Le bras de fer au Venezuela entre l'opposant Juan Guaido et le président Nicolas Maduro se poursuit vendredi sous la forme insolite d'un duel de concerts : l'un pour demander l'entrée de l'aide humanitaire américaine dans le pays, l'autre pour dénoncer une agression des Etats-Unis.
Les deux événements auront lieu à la frontière colombienne, à quelque 300 mètres de distance, de part et d'autre du pont de Tienditas, reliant Cucuta, en Colombie, et Urena, dans l'Etat de Tachira (ouest du Venezuela), et bloqué depuis deux semaines par les militaires vénézuéliens.
"Venezuela Aid Live", le concert organisé à Cucuta par le milliardaire britannique Richard Branson, espère accueillir 250.000 spectateurs et récolter 100 millions de dollars de dons pour la population vénézuélienne.
C'est à Cucuta qu'est entreposé depuis le 7 février le gros de l'aide humanitaire américaine stockée aux portes du pays, que l'opposant Juan Guaido a promis de faire entrer samedi, malgré le refus du gouvernement qui y voit les prémices d'une intervention militaire des Etats-Unis.
Parmi les stars internationales attendues: les Espagnols Alejandro Sanz et Miguel Bosé, le Dominicain Juan Luis Guerra, les Colombiens Carlos Vives et Juanes, le Portoricain Luis Fonsi, ainsi que plusieurs célébrités vénézuéliennes. Le président colombien Ivan Duque et ses homologues chilien et paraguayen seront présents à l'événement, où 1.500 policiers et militaires seront déployés pour assurer la sécurité.
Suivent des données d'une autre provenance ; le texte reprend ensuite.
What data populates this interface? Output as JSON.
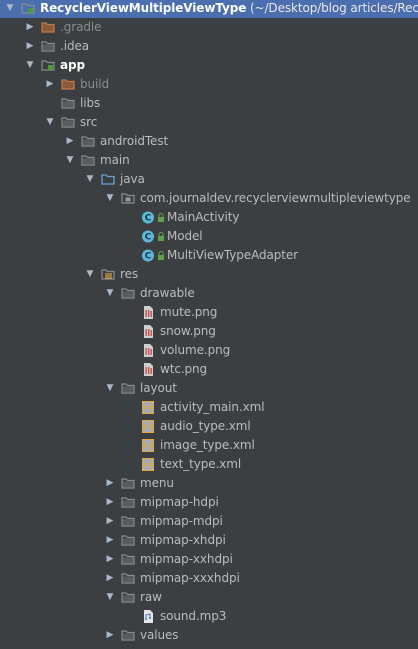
{
  "tree": [
    {
      "depth": 0,
      "arrow": "down",
      "icon": "module-folder-icon",
      "label": "RecyclerViewMultipleViewType",
      "suffix": " (~/Desktop/blog articles/RecyclerViewMultipleViewType)",
      "style": "bold",
      "selected": true
    },
    {
      "depth": 1,
      "arrow": "right",
      "icon": "folder-orange-icon",
      "label": ".gradle",
      "style": "dim"
    },
    {
      "depth": 1,
      "arrow": "right",
      "icon": "folder-icon",
      "label": ".idea",
      "style": "normal"
    },
    {
      "depth": 1,
      "arrow": "down",
      "icon": "module-folder-icon",
      "label": "app",
      "style": "bold-white"
    },
    {
      "depth": 2,
      "arrow": "right",
      "icon": "folder-orange-icon",
      "label": "build",
      "style": "dim"
    },
    {
      "depth": 2,
      "arrow": "none",
      "icon": "folder-icon",
      "label": "libs",
      "style": "normal"
    },
    {
      "depth": 2,
      "arrow": "down",
      "icon": "folder-icon",
      "label": "src",
      "style": "normal"
    },
    {
      "depth": 3,
      "arrow": "right",
      "icon": "folder-icon",
      "label": "androidTest",
      "style": "normal"
    },
    {
      "depth": 3,
      "arrow": "down",
      "icon": "folder-icon",
      "label": "main",
      "style": "normal"
    },
    {
      "depth": 4,
      "arrow": "down",
      "icon": "source-folder-icon",
      "label": "java",
      "style": "normal"
    },
    {
      "depth": 5,
      "arrow": "down",
      "icon": "package-icon",
      "label": "com.journaldev.recyclerviewmultipleviewtype",
      "style": "normal"
    },
    {
      "depth": 6,
      "arrow": "none",
      "icon": "class-icon",
      "label": "MainActivity",
      "style": "normal",
      "lock": true
    },
    {
      "depth": 6,
      "arrow": "none",
      "icon": "class-icon",
      "label": "Model",
      "style": "normal",
      "lock": true
    },
    {
      "depth": 6,
      "arrow": "none",
      "icon": "class-icon",
      "label": "MultiViewTypeAdapter",
      "style": "normal",
      "lock": true
    },
    {
      "depth": 4,
      "arrow": "down",
      "icon": "resources-folder-icon",
      "label": "res",
      "style": "normal"
    },
    {
      "depth": 5,
      "arrow": "down",
      "icon": "folder-icon",
      "label": "drawable",
      "style": "normal"
    },
    {
      "depth": 6,
      "arrow": "none",
      "icon": "png-file-icon",
      "label": "mute.png",
      "style": "normal"
    },
    {
      "depth": 6,
      "arrow": "none",
      "icon": "png-file-icon",
      "label": "snow.png",
      "style": "normal"
    },
    {
      "depth": 6,
      "arrow": "none",
      "icon": "png-file-icon",
      "label": "volume.png",
      "style": "normal"
    },
    {
      "depth": 6,
      "arrow": "none",
      "icon": "png-file-icon",
      "label": "wtc.png",
      "style": "normal"
    },
    {
      "depth": 5,
      "arrow": "down",
      "icon": "folder-icon",
      "label": "layout",
      "style": "normal"
    },
    {
      "depth": 6,
      "arrow": "none",
      "icon": "xml-file-icon",
      "label": "activity_main.xml",
      "style": "normal"
    },
    {
      "depth": 6,
      "arrow": "none",
      "icon": "xml-file-icon",
      "label": "audio_type.xml",
      "style": "normal"
    },
    {
      "depth": 6,
      "arrow": "none",
      "icon": "xml-file-icon",
      "label": "image_type.xml",
      "style": "normal"
    },
    {
      "depth": 6,
      "arrow": "none",
      "icon": "xml-file-icon",
      "label": "text_type.xml",
      "style": "normal"
    },
    {
      "depth": 5,
      "arrow": "right",
      "icon": "folder-icon",
      "label": "menu",
      "style": "normal"
    },
    {
      "depth": 5,
      "arrow": "right",
      "icon": "folder-icon",
      "label": "mipmap-hdpi",
      "style": "normal"
    },
    {
      "depth": 5,
      "arrow": "right",
      "icon": "folder-icon",
      "label": "mipmap-mdpi",
      "style": "normal"
    },
    {
      "depth": 5,
      "arrow": "right",
      "icon": "folder-icon",
      "label": "mipmap-xhdpi",
      "style": "normal"
    },
    {
      "depth": 5,
      "arrow": "right",
      "icon": "folder-icon",
      "label": "mipmap-xxhdpi",
      "style": "normal"
    },
    {
      "depth": 5,
      "arrow": "right",
      "icon": "folder-icon",
      "label": "mipmap-xxxhdpi",
      "style": "normal"
    },
    {
      "depth": 5,
      "arrow": "down",
      "icon": "folder-icon",
      "label": "raw",
      "style": "normal"
    },
    {
      "depth": 6,
      "arrow": "none",
      "icon": "audio-file-icon",
      "label": "sound.mp3",
      "style": "normal"
    },
    {
      "depth": 5,
      "arrow": "right",
      "icon": "folder-icon",
      "label": "values",
      "style": "normal"
    },
    {
      "depth": 5,
      "arrow": "right",
      "icon": "folder-icon",
      "label": "",
      "style": "normal"
    }
  ],
  "colors": {
    "background": "#3c3f41",
    "selection": "#4b6eaf",
    "text": "#bbbbbb",
    "dim_text": "#8c8c8c",
    "folder": "#8d8d8d",
    "folder_orange": "#c07c4e",
    "class_badge": "#5eb9d8",
    "lock": "#61a14a",
    "xml_badge": "#e0a840"
  }
}
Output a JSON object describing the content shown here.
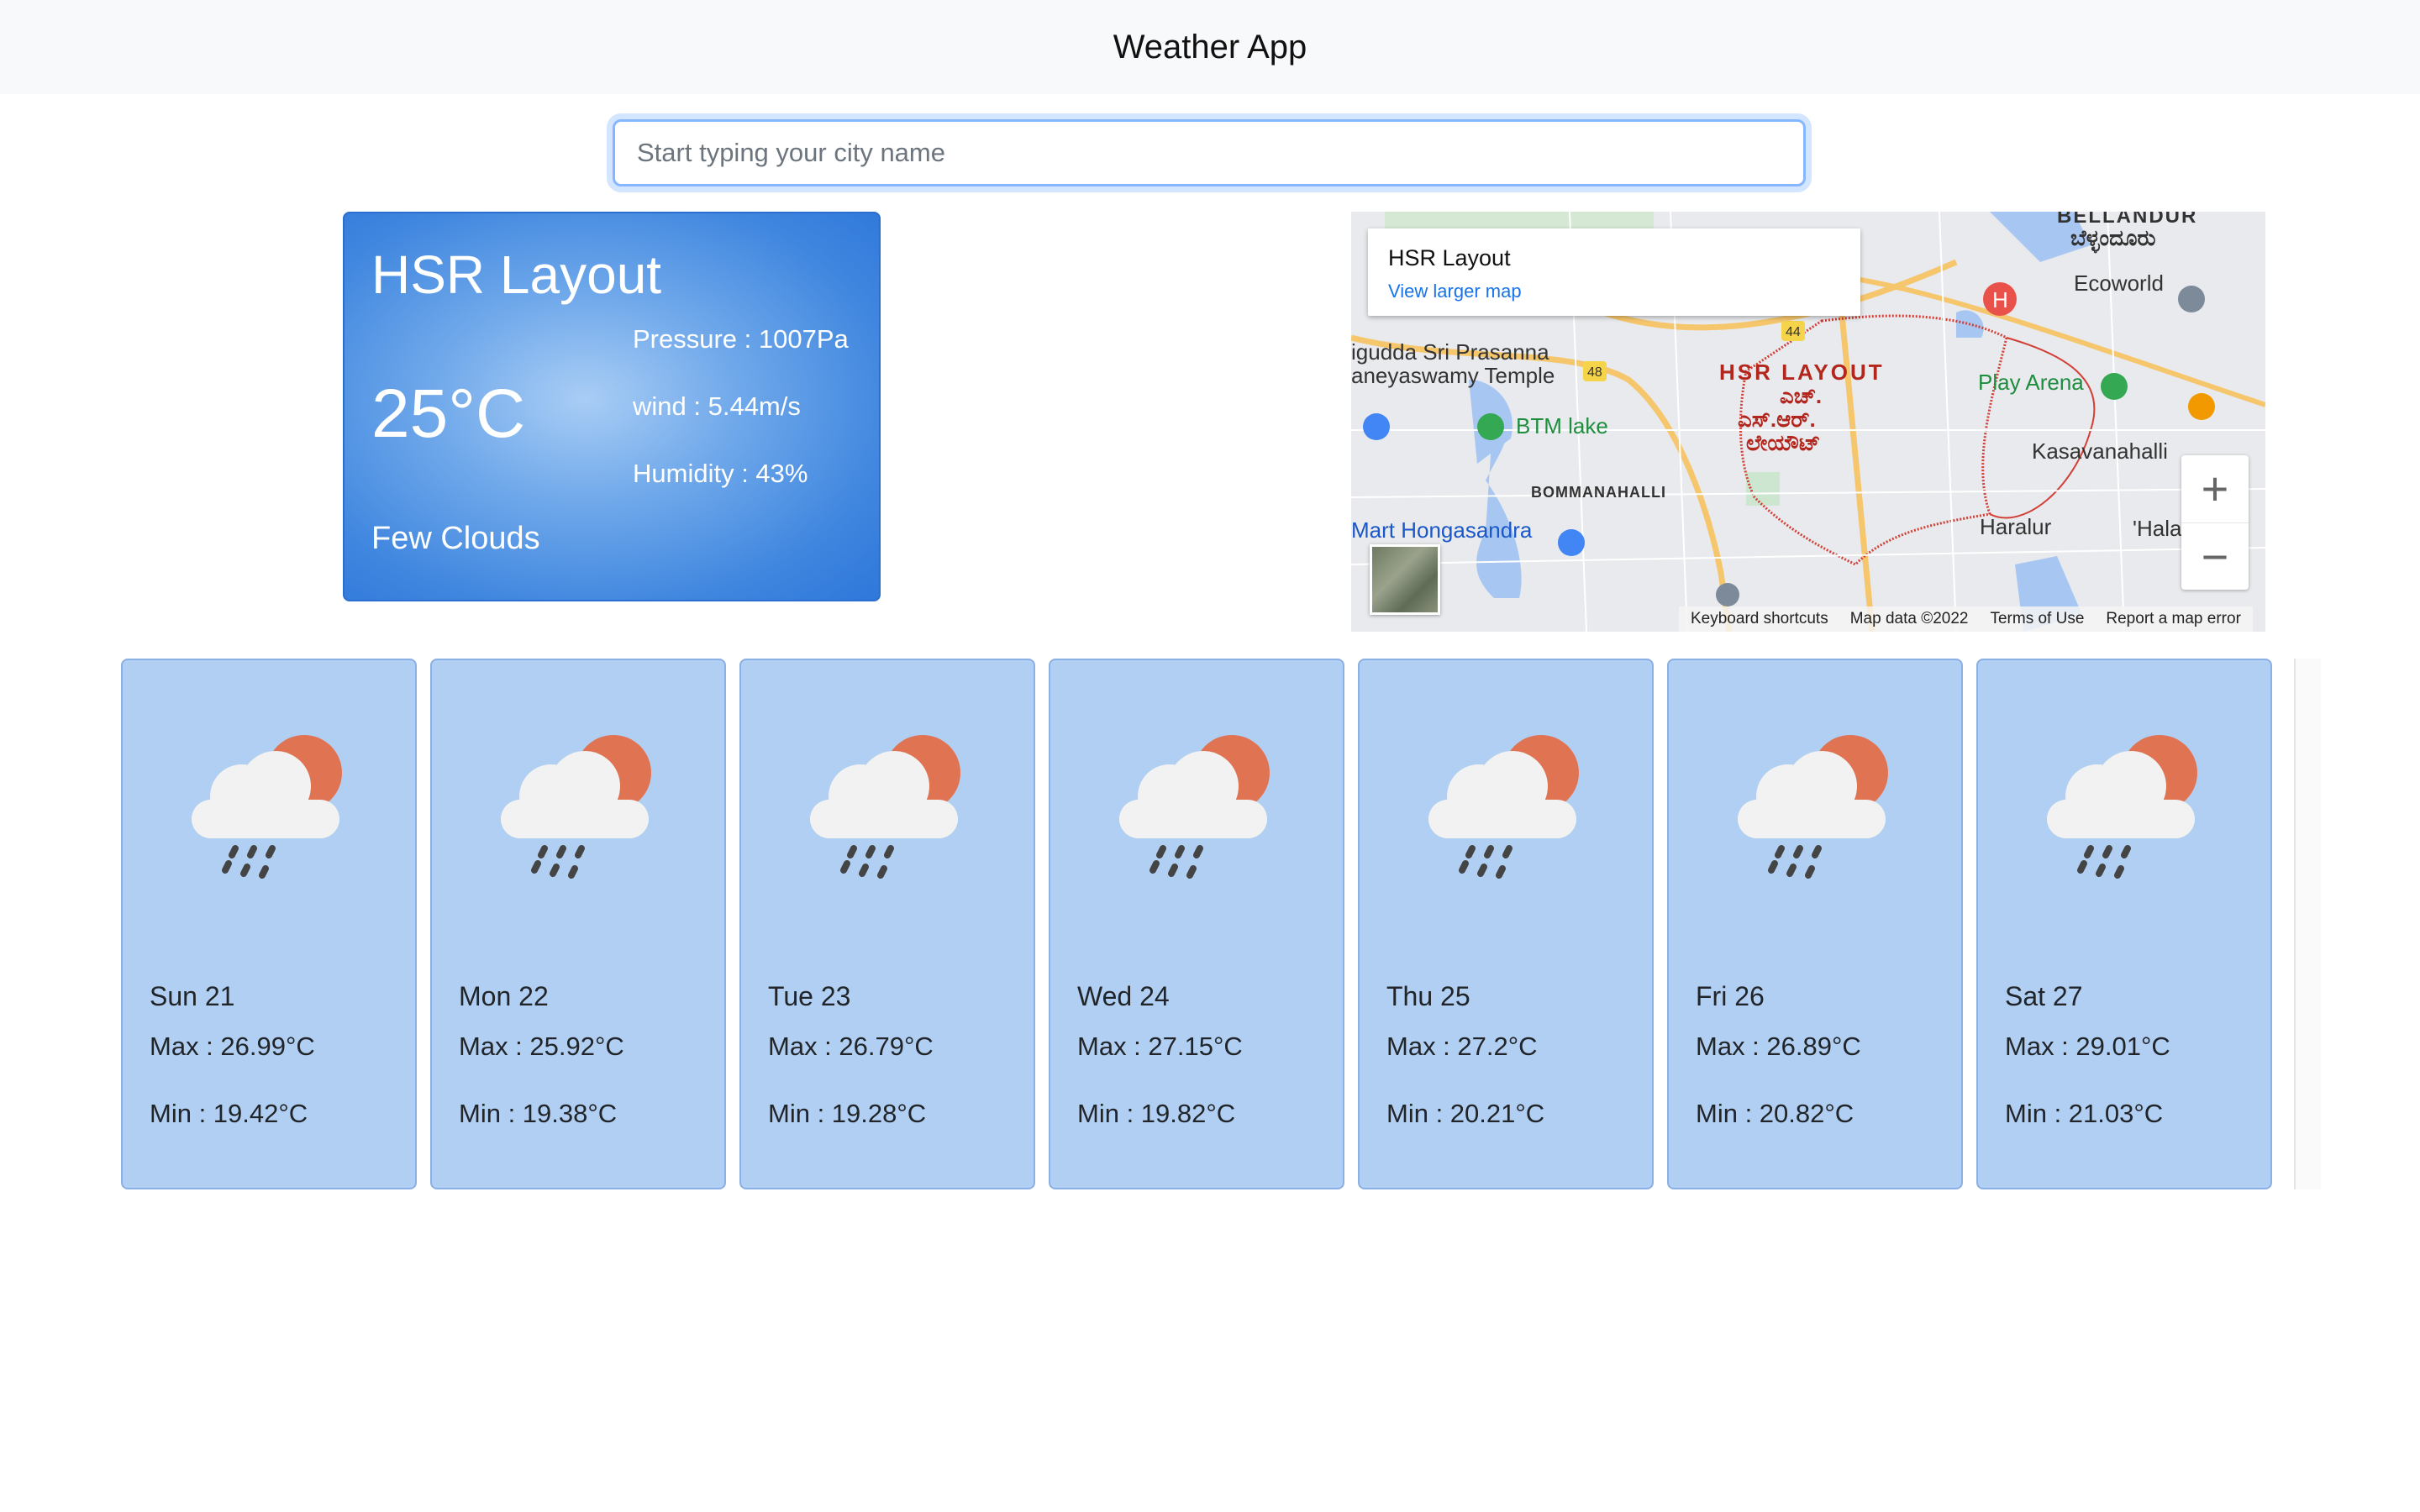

"Hands off Venezuela" (Pas touche au Venezuela), le contre-concert organisé côté vénézuélien à partir de vendredi et jusqu'à dimanche par le gouvernement, n'a pas encore divulgué ses têtes d'affiches.
Mais des cohortes d'ouvriers s'affairaient jeudi pour installer une vaste scène, a constaté l'AFP. "Les artistes qui se produiront en Colombie doivent savoir qu'ils commettent un crime, ils donnent leur aval à une intervention militaire", a prévenu Nicolas Maduro.
"Provocations"
Après la suspension des liaisons maritimes et aériennes avec l'île néerlandaise de Curaçao, autre point de stockage de l'aide, le chef de l'Etat a ordonné jeudi la fermeture "jusqu'à nouvel ordre" de la frontière terrestre avec le Brésil, où de l'aide doit également être entreposée.
Il a également menacé de fermer celle avec la Colombie face aux "provocations" et "agressions" de Bogota et de Washington. "La seule agression contre le Venezela c'est celle du régime illégitime de Maduro contre le droit des Vénézuéliens à la liberté et la démocratie", a répliqué le ministre colombien des Affaires étrangères, Carlos Holmes Trujillo.
Malgré la fermeture de la frontière avec le Brésil, un porte-parole du président brésilien d'extrême droite Jair Bolsonaro a écarté tout risque de "frictions" à la frontière avec le Venezuela.
De son côté, Juan Guaido, reconnu président par intérim par une cinquantaine de pays, a quitté jeudi la capitale avec des partisans pour se rendre par la route à la frontière colombienne, où il espère faire entrer l'aide humanitaire, avec le soutien de "caravanes" de volontaires. Se tenant éloigné de la presse, le chef de file de l'oppositon, parti dans un convoi de camionnettes aux vitres fumées, n'a fait aucune apparition publique au cours de la journée.
Suivi par l'AFP et d'autres médias, le convoi s'est scindé en deux sur le parcours et il était impossible de confirmer dans quel véhicule se trouvait M. Guaido. Un autre convoi d'autocars, transportant des députés d'opposition, s'est également mis en route jeudi.
La seule intervention de M. Guaido a été l'annonce sur Twitter de l'arrivée dans l'après-midi à Curaçao d'un chargement de vivres et de médicaments en provenance de Miami, et de l'envoi par le Chili de produits de première nécessité à Cucuta.
Le jeune opposant de 35 ans, qui a choisi pour l'entrée de l'aide la date symbolique du 23 février, un mois tout juste après s'être proclamé président par intérim du pays, a affirmé que l'aide entrerait "quoi qu'il arrive".
Il n'a eu de cesse d'appeler, en vain, les militaires à se ranger derrière lui. Le général Hugo Carvajal, ex-chef du renseignement militaire sous Hugo Chavez (1999-2013), recherché par les Etats-Unis pour narcotrafic, a reconnu Juan Guaido et appelé l'armée à rompre avec Maduro.
Onze représentant diplomatiques vénézuéliens aux Etats-Unis ont également apporté leur soutien à l'opposant, a affirmé l'opposition.